Vous percevez des loyers et vous cherchez à réduire, voire annuler, l’impôt lié à ces revenus ? Je décrypte ici le régime fiscal français applicable aux revenus locatifs et les stratégies légales qui permettent d’optimiser votre imposition, en allant du choix du régime fiscal aux montages juridiques comme le démembrement ou la SCI.

À retenir :

Je vous aide à faire baisser l’impôt sur vos loyers en choisissant le bon régime et en activant les bons leviers (déficit, LMNP, montages) au bon moment.

  • Location vide : sous 15 000 €, micro‑foncier (abattement 30 %) ; si vos charges > 30 %, passez au réel pour déduire intérêts, travaux, taxe foncière.
  • Déficit foncier : planifiez les travaux pour imputer jusqu’à 10 700 € sur le revenu global (hors intérêts), le reste reportable 10 ans ; factures payées avant le 31/12.
  • Meublé : privilégiez le LMNP au réel pour déduire les amortissements et neutraliser le résultat ; gardez le micro‑BIC (abattement 50 %) si charges/amortissements faibles.
  • Montages : démembrement (pas de loyers = pas d’impôt pendant l’usufruit) si vous n’avez pas besoin de cash‑flow ; SCI (IS/IR) à arbitrer selon objectifs et mode de sortie.
  • Dispositifs et placements : Pinel/Denormandie/Malraux/Monuments pour réduire l’IR sous conditions ; SCPI étrangères ou via assurance‑vie pour optimiser ou différer l’imposition.

Comprendre l’imposition des revenus locatifs

Par « revenus locatifs », on entend les loyers perçus par un propriétaire d’un bien immobilier, qu’il s’agisse d’un logement vide, meublé, d’un local commercial ou d’une colonne d’appartement en résidence gérée.
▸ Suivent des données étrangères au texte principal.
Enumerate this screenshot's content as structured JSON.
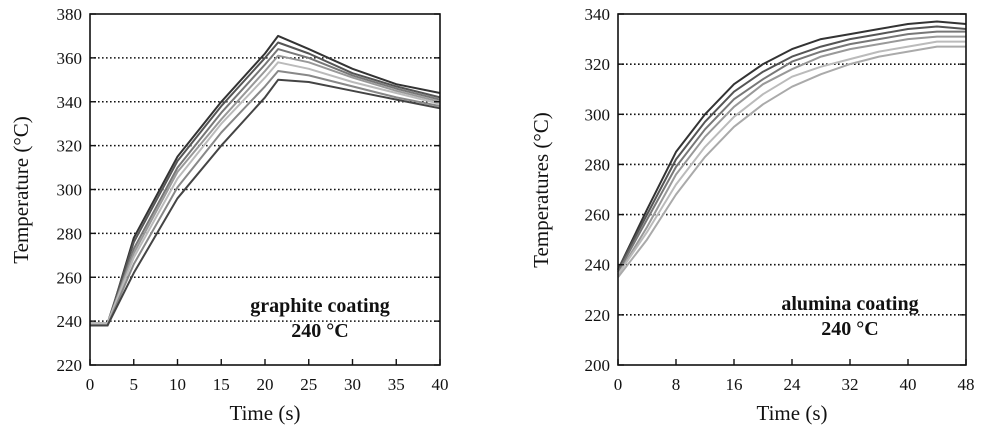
{
  "chart_data": [
    {
      "type": "line",
      "xlabel": "Time (s)",
      "ylabel": "Temperature (°C)",
      "xlim": [
        0,
        40
      ],
      "ylim": [
        220,
        380
      ],
      "xticks": [
        0,
        5,
        10,
        15,
        20,
        25,
        30,
        35,
        40
      ],
      "yticks": [
        220,
        240,
        260,
        280,
        300,
        320,
        340,
        360,
        380
      ],
      "grid": "horizontal dotted",
      "annotation": [
        "graphite coating",
        "240 °C"
      ],
      "series": [
        {
          "color": "#333333",
          "x": [
            0,
            2,
            5,
            10,
            15,
            20,
            21.5,
            25,
            30,
            35,
            40
          ],
          "y": [
            238,
            238,
            278,
            315,
            340,
            362,
            370,
            364,
            355,
            348,
            344
          ]
        },
        {
          "color": "#555555",
          "x": [
            0,
            2,
            5,
            10,
            15,
            20,
            21.5,
            25,
            30,
            35,
            40
          ],
          "y": [
            239,
            239,
            276,
            313,
            338,
            360,
            367,
            362,
            353,
            347,
            342
          ]
        },
        {
          "color": "#777777",
          "x": [
            0,
            2,
            5,
            10,
            15,
            20,
            21.5,
            25,
            30,
            35,
            40
          ],
          "y": [
            238,
            238,
            273,
            310,
            335,
            357,
            364,
            360,
            352,
            346,
            341
          ]
        },
        {
          "color": "#999999",
          "x": [
            0,
            2,
            5,
            10,
            15,
            20,
            21.5,
            25,
            30,
            35,
            40
          ],
          "y": [
            238,
            239,
            271,
            308,
            332,
            354,
            361,
            358,
            351,
            345,
            340
          ]
        },
        {
          "color": "#bbbbbb",
          "x": [
            0,
            2,
            5,
            10,
            15,
            20,
            21.5,
            25,
            30,
            35,
            40
          ],
          "y": [
            239,
            239,
            269,
            305,
            330,
            351,
            358,
            355,
            349,
            344,
            339
          ]
        },
        {
          "color": "#888888",
          "x": [
            0,
            2,
            5,
            10,
            15,
            20,
            21.5,
            25,
            30,
            35,
            40
          ],
          "y": [
            238,
            238,
            266,
            301,
            326,
            347,
            354,
            352,
            347,
            342,
            338
          ]
        },
        {
          "color": "#444444",
          "x": [
            0,
            2,
            5,
            10,
            15,
            20,
            21.5,
            25,
            30,
            35,
            40
          ],
          "y": [
            238,
            238,
            262,
            296,
            320,
            342,
            350,
            349,
            345,
            341,
            337
          ]
        }
      ]
    },
    {
      "type": "line",
      "xlabel": "Time (s)",
      "ylabel": "Temperatures (°C)",
      "xlim": [
        0,
        48
      ],
      "ylim": [
        200,
        340
      ],
      "xticks": [
        0,
        8,
        16,
        24,
        32,
        40,
        48
      ],
      "yticks": [
        200,
        220,
        240,
        260,
        280,
        300,
        320,
        340
      ],
      "grid": "horizontal dotted",
      "annotation": [
        "alumina coating",
        "240 °C"
      ],
      "series": [
        {
          "color": "#333333",
          "x": [
            0,
            4,
            8,
            12,
            16,
            20,
            24,
            28,
            32,
            36,
            40,
            44,
            48
          ],
          "y": [
            238,
            262,
            285,
            300,
            312,
            320,
            326,
            330,
            332,
            334,
            336,
            337,
            336
          ]
        },
        {
          "color": "#555555",
          "x": [
            0,
            4,
            8,
            12,
            16,
            20,
            24,
            28,
            32,
            36,
            40,
            44,
            48
          ],
          "y": [
            238,
            260,
            282,
            297,
            309,
            317,
            323,
            327,
            330,
            332,
            334,
            335,
            334
          ]
        },
        {
          "color": "#777777",
          "x": [
            0,
            4,
            8,
            12,
            16,
            20,
            24,
            28,
            32,
            36,
            40,
            44,
            48
          ],
          "y": [
            237,
            258,
            279,
            294,
            306,
            314,
            321,
            325,
            328,
            330,
            332,
            333,
            333
          ]
        },
        {
          "color": "#999999",
          "x": [
            0,
            4,
            8,
            12,
            16,
            20,
            24,
            28,
            32,
            36,
            40,
            44,
            48
          ],
          "y": [
            236,
            255,
            276,
            291,
            303,
            312,
            318,
            323,
            326,
            328,
            330,
            331,
            331
          ]
        },
        {
          "color": "#bbbbbb",
          "x": [
            0,
            4,
            8,
            12,
            16,
            20,
            24,
            28,
            32,
            36,
            40,
            44,
            48
          ],
          "y": [
            236,
            253,
            272,
            287,
            299,
            308,
            315,
            319,
            322,
            325,
            327,
            329,
            329
          ]
        },
        {
          "color": "#aaaaaa",
          "x": [
            0,
            4,
            8,
            12,
            16,
            20,
            24,
            28,
            32,
            36,
            40,
            44,
            48
          ],
          "y": [
            235,
            250,
            268,
            283,
            295,
            304,
            311,
            316,
            320,
            323,
            325,
            327,
            327
          ]
        }
      ]
    }
  ]
}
Ces recettes constituent des revenus imposables, regroupés sous les rubriques « revenus fonciers » (location vide) ou « bénéfices industriels et commerciaux » – BIC (location meublée).

Le cadre fiscal français distingue donc plusieurs situations selon la nature du bail, le montant des recettes et le statut du bailleur. L’administration propose des régimes simplifiés ou réels qui déterminent soit un abattement forfaitaire, soit la déductibilité des charges réelles. Le choix du régime a un impact direct sur le montant imposable et sur la possibilité de générer un résultat négatif.

Les régimes fiscaux applicables aux revenus locatifs

Le régime micro-foncier

Le régime micro-foncier s’applique aux propriétaires qui perçoivent au total moins de 15 000 € de loyers annuels pour leurs locations nues. Il se base sur un calcul simple : l’administration applique un abattement forfaitaire de 30 % sur le montant des loyers, et l’impôt est calculé sur le reste.

Autrement dit, seuls 70 % des loyers sont pris en compte pour l’impôt. Ce régime évite la tenue d’une comptabilité détaillée et l’ajout de justificatifs pour chaque dépense, à condition que vos charges réelles ne dépassent pas l’abattement forfaitaire. Si vos charges sont supérieures, le passage au régime réel devient généralement plus intéressant.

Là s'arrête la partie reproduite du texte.